Under draft legislation being proposed by the property owners, a special tax district would be created in the Deep Creek Lake watershed. Landowners would be assessed a special tax to help pay off bonds that would be floated to acquire the lake bed and buffer. A board of governors would be created to oversee the sale and to maintain and manage the lake, Mr. Belmonte said.

Whether Penelec, which created the lake in the 1920s and has allowed public recreation since, would consider selling the lake bed and buffer is unknown. Mr.
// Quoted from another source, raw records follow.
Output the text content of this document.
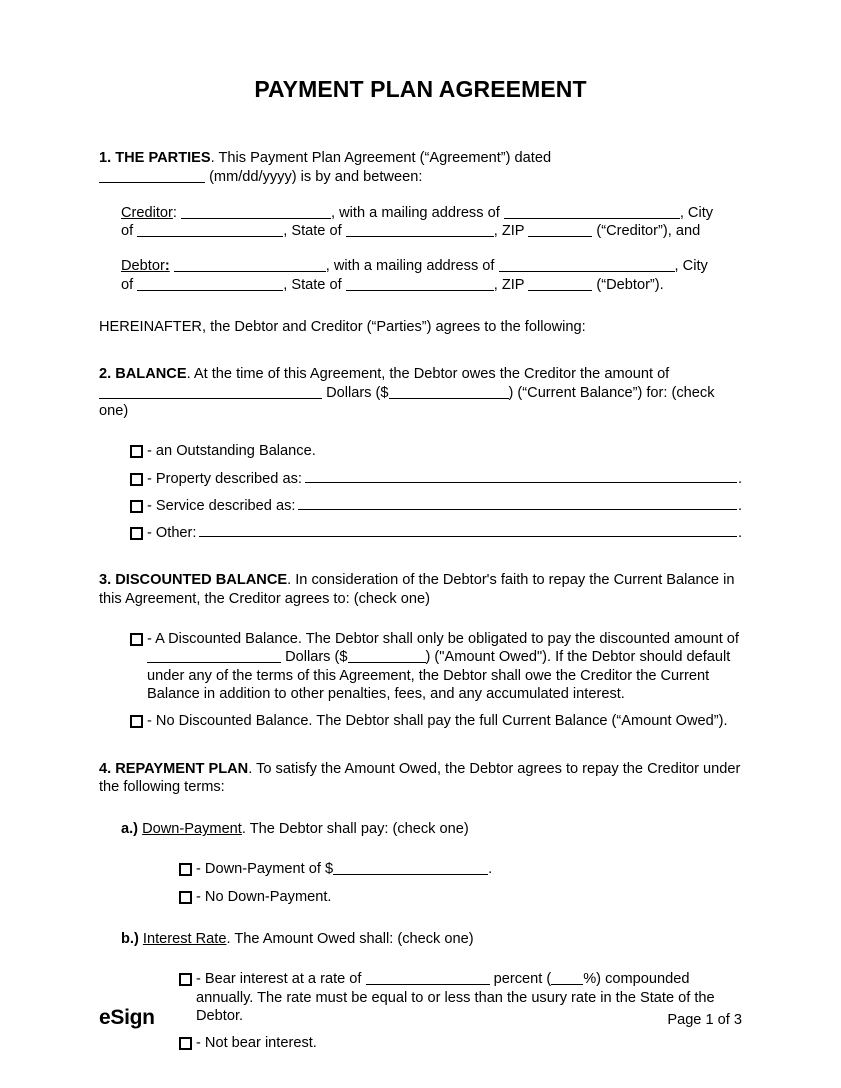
PAYMENT PLAN AGREEMENT

1. THE PARTIES. This Payment Plan Agreement (“Agreement”) dated
(mm/dd/yyyy) is by and between:

Creditor:	, with a mailing address of	, City
of	, State of	, ZIP	(“Creditor”), and
Debtor:	, with a mailing address of	, City
of	, State of	, ZIP	(“Debtor”).

HEREINAFTER, the Debtor and Creditor (“Parties”) agrees to the following:

2. BALANCE. At the time of this Agreement, the Debtor owes the Creditor the amount of
Dollars ($	) (“Current Balance”) for: (check one)

- an Outstanding Balance.
- Property described as:	.
- Service described as:	.
- Other:	.

3. DISCOUNTED BALANCE. In consideration of the Debtor's faith to repay the Current Balance in this Agreement, the Creditor agrees to: (check one)

- A Discounted Balance. The Debtor shall only be obligated to pay the discounted amount of  Dollars ($	) ("Amount Owed"). If the Debtor should default under any of the terms of this Agreement, the Debtor shall owe the Creditor the Current Balance in addition to other penalties, fees, and any accumulated interest.
- No Discounted Balance. The Debtor shall pay the full Current Balance (“Amount Owed”).

4. REPAYMENT PLAN. To satisfy the Amount Owed, the Debtor agrees to repay the Creditor under the following terms:

a.) Down-Payment. The Debtor shall pay: (check one)

- Down-Payment of $	.
- No Down-Payment.

b.) Interest Rate. The Amount Owed shall: (check one)

- Bear interest at a rate of	percent ( %) compounded annually. The rate must be equal to or less than the usury rate in the State of the Debtor.
- Not bear interest.
eSign	Page 1 of 3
Belmonte and others here said they have no idea what they would have to pay to buy the lake.

Cindy Abrams, a Penelec spokeswoman, said the utility was aware of the legislative effort but added: "We have not taken a position on the legislation, and we have not discussed the issue with the group."

Garrett County commissioners and local lawmakers have not yet endorsed the proposal. Instead, elected officials said they were waiting to see if there is widespread support for such a move.

"We would not ask for legislation unless people were supportive of it," said Commissioner President John Braskey. "It's in the very early stages, and we've not committed to the proposal. We've asked them to go out and talk to business people and others along the lake."

Sen. John J. Hafer, a Republican who represents Garrett and Allegany counties, said the Western Maryland delegation would introduce such a bill if local officials endorsed the idea. He predicted General Assembly approval, but he also said: "It's really premature to think about a bill until we have the support of the people in this yet to be determined tax district."

Patty Manown, a spokeswoman for the state Department of Natural Resources in Western Maryland, said she was not aware of a similar situation elsewhere in the state. She said private ownership of the lake bed and buffer should not affect Deep Creek Lake State Park or public access to the lake at the state park.

"We're not directly involved in this issue," she said. "We really have to wait and see what the outcome is."